Zwei waren es, die zuerst Worte fanden, um ein Urteil über die Tat abzugeben, und zwar ein Urteil voll eitel unverhohlenen Jubels: nämlich Lulu und ich. Das hatten wir begriffen, daß die Russen seine Feinde seien, und alle, glaubten wir, habe er sie nun gehöhnet, geschlagen und zerstreut – die Schnellkraft, womit er sich hinausgeschleudert hatte, der Adel und Leichtsinn, der in dem ganzen Dinge lag, kam mir unsäglich vornehm und prächtig vor.

»Das ist ein Mann!« rief Lulu, »das ist ein Mann!«

»Das ist ein Mann,« wiederholte ich, »das ist ein – Vater, ist es ein Franzose?«

Aber niemand gab uns eine Antwort, und niemand stimmte in unsere Gefühle ein. Herr Amadäus rang die Hände, daß die Schatten wie grausige Windmühlflügel im Gewölbe herumfuhren, er lief hin und wieder und schrie: »Jetzt werden sie sagen, wir hätten ihn versteckt, und werden uns alle zerreißen, heute noch werden sie uns zerreißen.«

Ich fürchtete mich wegen des Herrn Amadäus doch nicht, und sah lieber nach dem Vater, aber der war im Gesichte so weiß wie Kreide, und seine Hände waren ungeschickt und zitternd, als er zusperrte und mit dem Schlüssel immer herumdrehte und herumdrehte, ohne ihn herausziehen zu können. Da erstickte plötzlich aller Jubel in meinem Herzen; so vernünftig war ich doch schon, daß ich etwas von der Sache einsah, aber einen ganzen unsichtbaren Berg von Angst wälzte ich nach und nach empor, als uns der Vater wieder stille in die Stube zurückführte, als er immer stille blieb, nur manchmal hin und her ging, und gleichsam verstohlen die Hände rieb, wie einer, der voll Angst ist.

Die Mutter war über Marianchens Bette geneigt und sah ihr in das Gesicht, weil sie so ruhig und gesund schlief.

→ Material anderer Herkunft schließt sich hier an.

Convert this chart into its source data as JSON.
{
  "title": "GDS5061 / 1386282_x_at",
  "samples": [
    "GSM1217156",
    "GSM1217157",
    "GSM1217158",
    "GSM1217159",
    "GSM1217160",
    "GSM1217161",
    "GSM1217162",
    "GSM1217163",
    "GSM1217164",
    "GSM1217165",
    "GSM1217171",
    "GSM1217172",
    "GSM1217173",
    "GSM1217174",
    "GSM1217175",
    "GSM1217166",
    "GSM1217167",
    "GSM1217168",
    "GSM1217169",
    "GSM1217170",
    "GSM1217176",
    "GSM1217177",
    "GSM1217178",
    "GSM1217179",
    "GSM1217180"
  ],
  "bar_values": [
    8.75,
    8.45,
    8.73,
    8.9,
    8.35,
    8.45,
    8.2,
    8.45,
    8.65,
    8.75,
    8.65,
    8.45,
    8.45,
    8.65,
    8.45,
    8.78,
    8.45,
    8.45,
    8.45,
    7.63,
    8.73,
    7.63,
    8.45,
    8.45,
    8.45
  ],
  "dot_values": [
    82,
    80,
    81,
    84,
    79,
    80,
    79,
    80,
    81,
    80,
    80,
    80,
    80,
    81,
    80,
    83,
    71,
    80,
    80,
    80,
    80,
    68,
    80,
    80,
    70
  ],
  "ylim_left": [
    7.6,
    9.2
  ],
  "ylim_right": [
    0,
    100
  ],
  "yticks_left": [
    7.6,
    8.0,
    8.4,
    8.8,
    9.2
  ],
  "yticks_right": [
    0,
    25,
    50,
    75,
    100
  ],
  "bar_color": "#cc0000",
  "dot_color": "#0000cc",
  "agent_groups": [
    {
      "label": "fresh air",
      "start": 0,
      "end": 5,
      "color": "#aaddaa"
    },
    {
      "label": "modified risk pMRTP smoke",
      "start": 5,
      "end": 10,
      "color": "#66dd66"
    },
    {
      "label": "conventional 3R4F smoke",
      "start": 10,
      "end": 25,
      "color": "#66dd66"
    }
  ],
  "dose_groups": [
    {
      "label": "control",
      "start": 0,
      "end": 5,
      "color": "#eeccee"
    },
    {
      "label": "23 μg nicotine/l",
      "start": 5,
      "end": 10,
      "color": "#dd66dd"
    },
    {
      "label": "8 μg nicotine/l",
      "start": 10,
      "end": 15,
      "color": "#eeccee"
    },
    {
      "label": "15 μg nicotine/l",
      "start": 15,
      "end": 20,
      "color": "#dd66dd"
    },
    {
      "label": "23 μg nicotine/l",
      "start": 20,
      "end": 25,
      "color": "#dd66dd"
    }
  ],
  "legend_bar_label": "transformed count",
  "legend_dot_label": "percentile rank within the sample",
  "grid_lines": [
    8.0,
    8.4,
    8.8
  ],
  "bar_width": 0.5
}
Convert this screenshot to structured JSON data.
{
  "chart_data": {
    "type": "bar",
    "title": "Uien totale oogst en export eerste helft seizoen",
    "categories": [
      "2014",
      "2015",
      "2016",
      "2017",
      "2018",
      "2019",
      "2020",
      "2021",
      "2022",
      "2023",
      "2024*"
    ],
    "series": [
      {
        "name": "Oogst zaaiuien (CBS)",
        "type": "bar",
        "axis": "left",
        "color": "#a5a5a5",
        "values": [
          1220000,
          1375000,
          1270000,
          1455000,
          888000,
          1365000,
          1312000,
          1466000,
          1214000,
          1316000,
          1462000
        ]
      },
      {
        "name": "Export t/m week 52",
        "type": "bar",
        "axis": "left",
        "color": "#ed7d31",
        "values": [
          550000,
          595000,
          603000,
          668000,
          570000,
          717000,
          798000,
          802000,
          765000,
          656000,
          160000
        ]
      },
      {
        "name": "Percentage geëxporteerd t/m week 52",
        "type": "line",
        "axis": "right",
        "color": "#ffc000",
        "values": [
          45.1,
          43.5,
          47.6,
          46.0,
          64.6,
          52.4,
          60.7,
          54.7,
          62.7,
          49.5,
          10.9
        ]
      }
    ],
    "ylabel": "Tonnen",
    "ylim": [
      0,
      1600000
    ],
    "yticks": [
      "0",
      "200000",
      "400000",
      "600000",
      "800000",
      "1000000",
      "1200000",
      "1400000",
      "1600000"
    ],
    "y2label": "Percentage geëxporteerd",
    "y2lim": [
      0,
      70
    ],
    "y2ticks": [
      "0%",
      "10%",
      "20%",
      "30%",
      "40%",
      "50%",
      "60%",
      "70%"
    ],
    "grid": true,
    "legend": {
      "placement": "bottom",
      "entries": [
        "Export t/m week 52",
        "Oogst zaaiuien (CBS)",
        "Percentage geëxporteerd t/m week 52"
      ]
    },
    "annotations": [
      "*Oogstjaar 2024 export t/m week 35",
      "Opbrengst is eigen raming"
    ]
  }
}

Lulu stand auf der Ofenbank und sah den Vater mit halb törichten, halb klugen Augen an. Auf einmal sagte sie mit ihrer klaren Stimme: »Es macht nichts, Vater, ich werde ihnen sagen, daß ich es selbst gesehen habe, wie der Mann bei der Türe hereingekommen ist, und daß du ihm gar nicht befohlen hast, unter die Soldaten zu reiten und unter sie zu schießen.«

Der Vater blieb stehen und sah das Kind an – auch die Mutter hatte sich umgesehen und wartete auf eine Antwort.